Johnny Manziel's task on Thursday Night Football is a brutal one.

Asking the inexperienced passer to take a two-win Browns team into enemy territory on a short week to battle the undefeated Bengals, can Cleveland expect anything different than the 30-0 drubbing Cincy unleashed during Manziel's first pro start last December?

"Obviously, that was not the first career start I would have hoped for or expected when the Bengals came to our stadium last year," Manziel said Wednesday, per the Akron Beacon Journal. "I did learn from it, and I feel much more confident in my abilities now because of the progress I feel like I've made over this season. My experience in that game from last year should help."

Still, NFL Media's Brian Billick doesn't expect a comfortable evening for Johnny if Bengals coach Marvin Lewis plays his cards right.

"I wouldn't play a single snap of man coverage versus Johnny Manziel," Billick told Andrew Siciliano during Wednesday's version of Around the NFL. "I would not turn my back on him, because that's the only thing he seems capable of doing. I'd bring a four- and five-man rush, slow play it, I don't care if you sack the kid, just don't let him out of the pocket. Play change-up zone behind it and he'll throw a whole bunch of interceptions."

Browns coach Mike Pettine, though, told SiriusXM NFL Radio on Wednesday that this year's version of Manziel -- who knocked out the Titans 28-14 in Week 2 -- "has a great grasp of what we're doing."

Said Pettine: "(Offensive coordinator) John DeFilippo will start to call a play, and then he knows what it is. He can finish it for him. He has a good understanding of the call sheet. He knows on certain plays, 'Hey, if I get pressure, this is the side I'm going to work. If I get quarters coverage, I'm going to go work over here.' He knows what the plays are designed for, and then the next step is identifying the defenses and the protection part of it. All the details of NFL quarterback play, he's so much more on top of this year, just being in Year Two."

After calling Manziel "a midget" last season, Bengals coach Marvin Lewis was more diplomatic this week, saying: "If Johnny Manziel is the quarterback, we played him last year. We've seen he's had some opportunity this year in the regular season. Our guys will be aware of that, and we have to adjust on the fly."

Playing out on national television, Thursday's game, airing exclusively on the NFL Network, offers Manziel a chance to redeem his sinking stock since the Texas A&M star was picked up by Cleveland in the first round of last year's draft. Play well, and the Browns might be convinced to hand over the keys and find out what they have in Manziel before the draft.

Unless they already know -- something Billick argued Wednesday.

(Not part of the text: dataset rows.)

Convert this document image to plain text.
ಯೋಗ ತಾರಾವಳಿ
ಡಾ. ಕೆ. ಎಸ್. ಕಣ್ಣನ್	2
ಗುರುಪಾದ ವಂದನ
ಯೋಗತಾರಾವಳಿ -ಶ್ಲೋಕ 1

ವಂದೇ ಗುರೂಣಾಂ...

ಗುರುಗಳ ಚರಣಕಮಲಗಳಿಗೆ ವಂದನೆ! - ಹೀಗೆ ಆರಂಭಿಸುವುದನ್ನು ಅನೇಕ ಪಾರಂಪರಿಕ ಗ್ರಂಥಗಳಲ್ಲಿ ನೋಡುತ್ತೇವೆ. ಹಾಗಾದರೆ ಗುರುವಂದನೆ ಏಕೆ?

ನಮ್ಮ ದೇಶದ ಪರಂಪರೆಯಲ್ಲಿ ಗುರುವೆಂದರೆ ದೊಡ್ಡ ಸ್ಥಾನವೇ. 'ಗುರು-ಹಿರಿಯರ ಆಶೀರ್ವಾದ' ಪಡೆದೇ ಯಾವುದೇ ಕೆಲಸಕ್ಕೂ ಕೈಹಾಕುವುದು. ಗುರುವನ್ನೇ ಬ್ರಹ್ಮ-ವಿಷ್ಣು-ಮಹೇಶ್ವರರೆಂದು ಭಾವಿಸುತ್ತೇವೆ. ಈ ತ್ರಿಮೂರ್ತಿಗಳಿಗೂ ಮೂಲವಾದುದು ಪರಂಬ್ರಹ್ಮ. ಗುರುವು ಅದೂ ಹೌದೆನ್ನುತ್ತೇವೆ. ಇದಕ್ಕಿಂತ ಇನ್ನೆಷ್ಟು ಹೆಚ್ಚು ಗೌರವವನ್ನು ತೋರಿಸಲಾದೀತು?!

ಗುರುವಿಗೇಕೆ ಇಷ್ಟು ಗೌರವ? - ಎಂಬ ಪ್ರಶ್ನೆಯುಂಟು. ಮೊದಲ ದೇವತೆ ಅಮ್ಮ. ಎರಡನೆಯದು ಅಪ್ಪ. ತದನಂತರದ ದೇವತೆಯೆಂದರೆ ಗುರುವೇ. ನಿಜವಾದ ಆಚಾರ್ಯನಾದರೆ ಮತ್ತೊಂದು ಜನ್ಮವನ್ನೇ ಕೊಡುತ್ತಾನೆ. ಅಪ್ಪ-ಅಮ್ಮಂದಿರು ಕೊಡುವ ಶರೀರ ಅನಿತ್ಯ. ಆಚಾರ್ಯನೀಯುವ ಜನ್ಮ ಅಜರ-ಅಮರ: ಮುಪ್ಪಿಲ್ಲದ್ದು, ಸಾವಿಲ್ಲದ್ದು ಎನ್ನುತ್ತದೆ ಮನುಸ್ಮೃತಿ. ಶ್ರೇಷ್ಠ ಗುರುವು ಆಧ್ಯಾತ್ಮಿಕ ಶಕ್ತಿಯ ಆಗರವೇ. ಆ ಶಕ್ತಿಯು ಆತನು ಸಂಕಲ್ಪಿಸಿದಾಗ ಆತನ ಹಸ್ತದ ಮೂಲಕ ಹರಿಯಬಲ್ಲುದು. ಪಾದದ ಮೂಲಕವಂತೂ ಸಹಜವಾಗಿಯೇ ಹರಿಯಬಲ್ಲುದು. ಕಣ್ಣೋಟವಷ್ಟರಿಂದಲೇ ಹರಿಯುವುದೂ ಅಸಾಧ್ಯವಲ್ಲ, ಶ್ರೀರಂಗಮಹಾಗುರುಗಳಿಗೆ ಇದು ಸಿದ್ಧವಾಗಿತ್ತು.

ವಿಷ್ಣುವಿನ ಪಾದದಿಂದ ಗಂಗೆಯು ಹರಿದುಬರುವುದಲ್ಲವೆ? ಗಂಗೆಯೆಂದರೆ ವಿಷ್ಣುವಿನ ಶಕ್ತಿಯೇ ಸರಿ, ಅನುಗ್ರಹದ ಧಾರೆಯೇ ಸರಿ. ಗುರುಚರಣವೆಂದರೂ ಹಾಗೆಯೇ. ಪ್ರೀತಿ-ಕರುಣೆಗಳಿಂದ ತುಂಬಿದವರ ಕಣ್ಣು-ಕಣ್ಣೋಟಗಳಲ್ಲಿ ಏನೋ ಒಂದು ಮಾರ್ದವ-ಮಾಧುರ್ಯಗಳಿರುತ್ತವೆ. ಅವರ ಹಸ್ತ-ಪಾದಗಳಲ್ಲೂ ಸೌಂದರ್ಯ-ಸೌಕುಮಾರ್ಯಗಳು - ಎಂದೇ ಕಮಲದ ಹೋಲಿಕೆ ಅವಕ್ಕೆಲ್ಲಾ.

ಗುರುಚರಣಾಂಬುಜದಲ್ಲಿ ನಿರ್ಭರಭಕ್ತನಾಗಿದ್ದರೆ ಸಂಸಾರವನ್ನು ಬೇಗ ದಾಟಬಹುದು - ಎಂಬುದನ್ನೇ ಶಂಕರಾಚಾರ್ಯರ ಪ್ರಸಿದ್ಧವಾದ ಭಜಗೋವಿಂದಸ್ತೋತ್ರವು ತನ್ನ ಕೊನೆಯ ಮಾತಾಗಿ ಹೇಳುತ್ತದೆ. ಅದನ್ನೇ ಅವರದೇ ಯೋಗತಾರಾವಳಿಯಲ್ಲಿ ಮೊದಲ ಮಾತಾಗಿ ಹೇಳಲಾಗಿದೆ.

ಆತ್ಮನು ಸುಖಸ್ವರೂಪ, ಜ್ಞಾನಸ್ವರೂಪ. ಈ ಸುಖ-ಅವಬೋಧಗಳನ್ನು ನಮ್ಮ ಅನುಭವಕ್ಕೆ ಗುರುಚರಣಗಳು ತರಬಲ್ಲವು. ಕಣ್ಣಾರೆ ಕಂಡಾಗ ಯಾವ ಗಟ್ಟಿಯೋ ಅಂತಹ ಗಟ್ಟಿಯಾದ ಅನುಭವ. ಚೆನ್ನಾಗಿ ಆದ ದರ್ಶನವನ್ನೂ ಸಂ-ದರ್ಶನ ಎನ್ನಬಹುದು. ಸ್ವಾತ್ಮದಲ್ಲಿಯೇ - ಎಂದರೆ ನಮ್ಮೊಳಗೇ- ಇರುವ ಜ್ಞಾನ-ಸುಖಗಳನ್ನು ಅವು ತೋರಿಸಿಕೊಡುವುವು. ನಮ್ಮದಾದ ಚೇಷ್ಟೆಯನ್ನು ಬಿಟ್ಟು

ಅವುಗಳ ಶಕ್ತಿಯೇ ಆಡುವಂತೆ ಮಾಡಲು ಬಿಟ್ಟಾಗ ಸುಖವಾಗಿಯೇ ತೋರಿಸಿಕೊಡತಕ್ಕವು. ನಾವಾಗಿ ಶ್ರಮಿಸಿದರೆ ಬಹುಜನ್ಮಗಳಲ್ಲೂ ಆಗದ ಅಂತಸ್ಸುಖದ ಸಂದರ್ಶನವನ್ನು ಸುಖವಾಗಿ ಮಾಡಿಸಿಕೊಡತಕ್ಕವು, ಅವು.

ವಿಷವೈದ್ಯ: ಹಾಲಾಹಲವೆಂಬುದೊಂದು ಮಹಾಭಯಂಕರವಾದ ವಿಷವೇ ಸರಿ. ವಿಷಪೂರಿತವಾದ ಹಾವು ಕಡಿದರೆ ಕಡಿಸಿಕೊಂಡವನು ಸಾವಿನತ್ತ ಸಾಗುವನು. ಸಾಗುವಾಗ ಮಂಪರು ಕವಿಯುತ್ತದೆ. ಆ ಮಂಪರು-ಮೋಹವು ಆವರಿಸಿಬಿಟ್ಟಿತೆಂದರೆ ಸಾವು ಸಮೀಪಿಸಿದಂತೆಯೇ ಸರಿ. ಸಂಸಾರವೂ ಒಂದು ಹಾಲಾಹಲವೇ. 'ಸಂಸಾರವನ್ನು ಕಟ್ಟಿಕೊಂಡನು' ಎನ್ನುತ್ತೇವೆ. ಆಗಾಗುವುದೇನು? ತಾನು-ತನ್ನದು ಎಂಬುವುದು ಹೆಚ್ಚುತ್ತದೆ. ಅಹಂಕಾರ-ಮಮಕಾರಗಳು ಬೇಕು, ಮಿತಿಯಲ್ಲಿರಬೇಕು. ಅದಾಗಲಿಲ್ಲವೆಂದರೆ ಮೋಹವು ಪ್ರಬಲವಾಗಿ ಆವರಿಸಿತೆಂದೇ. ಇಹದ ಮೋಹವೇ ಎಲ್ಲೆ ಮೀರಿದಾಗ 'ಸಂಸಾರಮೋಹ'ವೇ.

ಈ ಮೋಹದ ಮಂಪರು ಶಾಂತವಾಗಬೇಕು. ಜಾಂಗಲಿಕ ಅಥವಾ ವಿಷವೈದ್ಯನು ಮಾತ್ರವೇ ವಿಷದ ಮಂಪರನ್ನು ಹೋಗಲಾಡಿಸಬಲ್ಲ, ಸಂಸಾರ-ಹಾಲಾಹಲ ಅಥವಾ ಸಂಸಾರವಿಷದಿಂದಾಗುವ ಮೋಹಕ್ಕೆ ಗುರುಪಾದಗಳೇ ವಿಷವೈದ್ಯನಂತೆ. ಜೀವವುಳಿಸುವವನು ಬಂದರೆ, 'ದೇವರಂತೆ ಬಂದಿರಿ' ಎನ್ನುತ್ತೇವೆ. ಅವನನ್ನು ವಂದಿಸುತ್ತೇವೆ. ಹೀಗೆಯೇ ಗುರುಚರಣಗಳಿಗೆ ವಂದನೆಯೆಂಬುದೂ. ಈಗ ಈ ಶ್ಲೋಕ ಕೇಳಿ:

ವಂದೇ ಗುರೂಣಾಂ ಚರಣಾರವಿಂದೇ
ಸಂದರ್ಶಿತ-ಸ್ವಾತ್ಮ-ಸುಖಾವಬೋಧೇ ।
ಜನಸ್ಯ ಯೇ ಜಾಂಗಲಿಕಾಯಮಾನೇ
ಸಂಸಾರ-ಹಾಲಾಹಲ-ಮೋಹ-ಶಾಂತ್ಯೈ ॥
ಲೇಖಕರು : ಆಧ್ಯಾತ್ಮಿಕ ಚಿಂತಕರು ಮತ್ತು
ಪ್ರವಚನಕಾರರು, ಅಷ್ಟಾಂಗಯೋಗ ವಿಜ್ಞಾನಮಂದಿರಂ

"I don't have any faith right now that he can be a viable NFL quarterback, but Cleveland needs to find out," Billick said. "And he needs to be in substantive games taking substantive snaps. Well they've missed that opportunity to a degree, and their hesitancy to put him in -- I keep saying they need to have him in to decide. Well, I think they've already decided and know that he is not the guy."